If you examine the skin texture or the atmospheric lighting in particular, you can notice that a few of the clips seem a little too staged. However, see the turtle! When submerged, it mimics a turtle’s natural swimming motions. That thing resembles a genuine turtle! An experienced video editor received the Lumiere intro clip and reviewed it. She did note that “you can tell it’s not entirely real,” but she found it remarkable that she would have assumed it was computer-generated imagery (CGI) if I hadn’t informed her it was artificial intelligence. She also stated, “It’s going to take my job, isn’t it?”
In contrast to other models, which piece together videos by generating crucial frames at points when the movement has already occurred (like flip book drawings), STUNet allows Lumiere to concentrate on the movement by determining the appropriate location for the created information at any point in the video.
Though it has been steadily releasing more sophisticated AI models and leaning toward a more multimodal focus, Google has not been a major participant in the text-to-video area. Bard will be able to generate images in the future thanks to the Gemini LLM. Although Lumiere isn’t ready for testing just yet, it demonstrates that Google can build an AI video platform as par with, and maybe even better than, readily accessible AI video generators such as Pika and Runway.
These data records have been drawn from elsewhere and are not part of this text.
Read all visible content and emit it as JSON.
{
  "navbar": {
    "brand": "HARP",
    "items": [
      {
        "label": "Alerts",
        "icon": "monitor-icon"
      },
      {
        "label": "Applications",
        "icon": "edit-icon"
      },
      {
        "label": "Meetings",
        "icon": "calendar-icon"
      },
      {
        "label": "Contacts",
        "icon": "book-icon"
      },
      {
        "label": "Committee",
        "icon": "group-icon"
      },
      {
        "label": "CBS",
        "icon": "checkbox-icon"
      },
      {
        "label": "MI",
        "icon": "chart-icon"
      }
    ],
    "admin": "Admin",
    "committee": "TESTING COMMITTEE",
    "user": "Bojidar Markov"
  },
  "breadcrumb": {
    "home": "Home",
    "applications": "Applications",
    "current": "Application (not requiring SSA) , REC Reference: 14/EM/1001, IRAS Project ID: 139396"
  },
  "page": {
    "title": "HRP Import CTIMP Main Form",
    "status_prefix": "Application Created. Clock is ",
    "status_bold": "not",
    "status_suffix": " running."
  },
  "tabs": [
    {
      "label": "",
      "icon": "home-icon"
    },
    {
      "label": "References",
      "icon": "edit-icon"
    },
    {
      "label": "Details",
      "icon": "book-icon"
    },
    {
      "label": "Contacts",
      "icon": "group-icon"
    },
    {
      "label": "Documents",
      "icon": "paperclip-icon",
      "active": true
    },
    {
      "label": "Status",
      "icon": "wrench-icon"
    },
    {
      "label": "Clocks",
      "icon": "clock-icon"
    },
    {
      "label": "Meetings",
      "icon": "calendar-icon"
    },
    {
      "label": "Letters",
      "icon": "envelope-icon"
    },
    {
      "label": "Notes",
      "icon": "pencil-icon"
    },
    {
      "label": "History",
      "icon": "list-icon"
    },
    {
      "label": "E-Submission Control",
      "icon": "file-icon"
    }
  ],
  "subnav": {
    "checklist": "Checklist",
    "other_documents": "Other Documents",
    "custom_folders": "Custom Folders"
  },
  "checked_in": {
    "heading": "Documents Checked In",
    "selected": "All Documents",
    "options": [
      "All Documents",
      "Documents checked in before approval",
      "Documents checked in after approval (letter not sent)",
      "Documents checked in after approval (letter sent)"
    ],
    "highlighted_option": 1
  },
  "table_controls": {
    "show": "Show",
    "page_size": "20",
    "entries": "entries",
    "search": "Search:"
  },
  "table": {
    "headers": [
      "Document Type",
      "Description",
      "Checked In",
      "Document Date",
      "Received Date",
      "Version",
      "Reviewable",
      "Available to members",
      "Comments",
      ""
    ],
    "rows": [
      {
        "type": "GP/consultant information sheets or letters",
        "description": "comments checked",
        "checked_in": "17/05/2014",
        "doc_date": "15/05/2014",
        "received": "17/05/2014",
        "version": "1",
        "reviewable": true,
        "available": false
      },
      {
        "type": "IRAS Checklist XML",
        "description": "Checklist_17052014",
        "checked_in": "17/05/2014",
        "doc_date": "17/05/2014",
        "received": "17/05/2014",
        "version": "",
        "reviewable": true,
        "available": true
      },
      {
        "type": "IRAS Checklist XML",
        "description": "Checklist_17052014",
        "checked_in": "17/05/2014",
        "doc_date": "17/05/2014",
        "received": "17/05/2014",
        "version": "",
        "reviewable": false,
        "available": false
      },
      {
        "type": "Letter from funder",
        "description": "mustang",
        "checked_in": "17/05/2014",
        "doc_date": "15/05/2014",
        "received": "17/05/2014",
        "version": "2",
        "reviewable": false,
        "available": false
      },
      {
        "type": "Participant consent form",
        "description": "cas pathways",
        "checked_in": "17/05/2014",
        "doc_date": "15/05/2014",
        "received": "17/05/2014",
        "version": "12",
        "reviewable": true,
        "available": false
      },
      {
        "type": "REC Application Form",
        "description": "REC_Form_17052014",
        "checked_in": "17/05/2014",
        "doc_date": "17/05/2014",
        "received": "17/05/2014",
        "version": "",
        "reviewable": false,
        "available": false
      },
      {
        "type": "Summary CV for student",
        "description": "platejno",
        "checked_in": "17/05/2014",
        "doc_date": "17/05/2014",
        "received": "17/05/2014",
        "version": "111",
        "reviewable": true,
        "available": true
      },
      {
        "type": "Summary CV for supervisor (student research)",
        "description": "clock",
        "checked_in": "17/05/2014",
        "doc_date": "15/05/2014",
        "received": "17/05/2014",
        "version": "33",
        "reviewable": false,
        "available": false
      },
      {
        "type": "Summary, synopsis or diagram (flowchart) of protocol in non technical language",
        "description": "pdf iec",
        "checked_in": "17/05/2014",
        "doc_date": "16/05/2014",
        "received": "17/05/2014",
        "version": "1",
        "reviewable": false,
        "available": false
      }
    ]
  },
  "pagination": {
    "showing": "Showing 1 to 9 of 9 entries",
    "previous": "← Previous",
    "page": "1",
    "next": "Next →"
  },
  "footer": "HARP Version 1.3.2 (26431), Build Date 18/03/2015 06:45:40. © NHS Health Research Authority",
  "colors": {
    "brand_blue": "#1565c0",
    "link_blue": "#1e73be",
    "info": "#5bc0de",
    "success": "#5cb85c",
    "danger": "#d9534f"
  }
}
To refresh your memory, this was Google’s AI video state two years ago.
Along with text-to-video generation, Lumiere will additionally support image-to-video generation, styled generation (which lets users create videos in a specific manner), cinematography (which animate only a portion of a video), and inpainting (which masks out a region of the video to modify the color or pattern), among other features.
“[W]e believe that it is crucial to develop and apply tools for detecting biases and malicious use cases to ensure a safe and fair use,” Google stated in its Lumiere paper, “there is a risk of misuse for creating fake or harmful content with our technology.” However, no details on how to accomplish this were provided by the authors of the paper.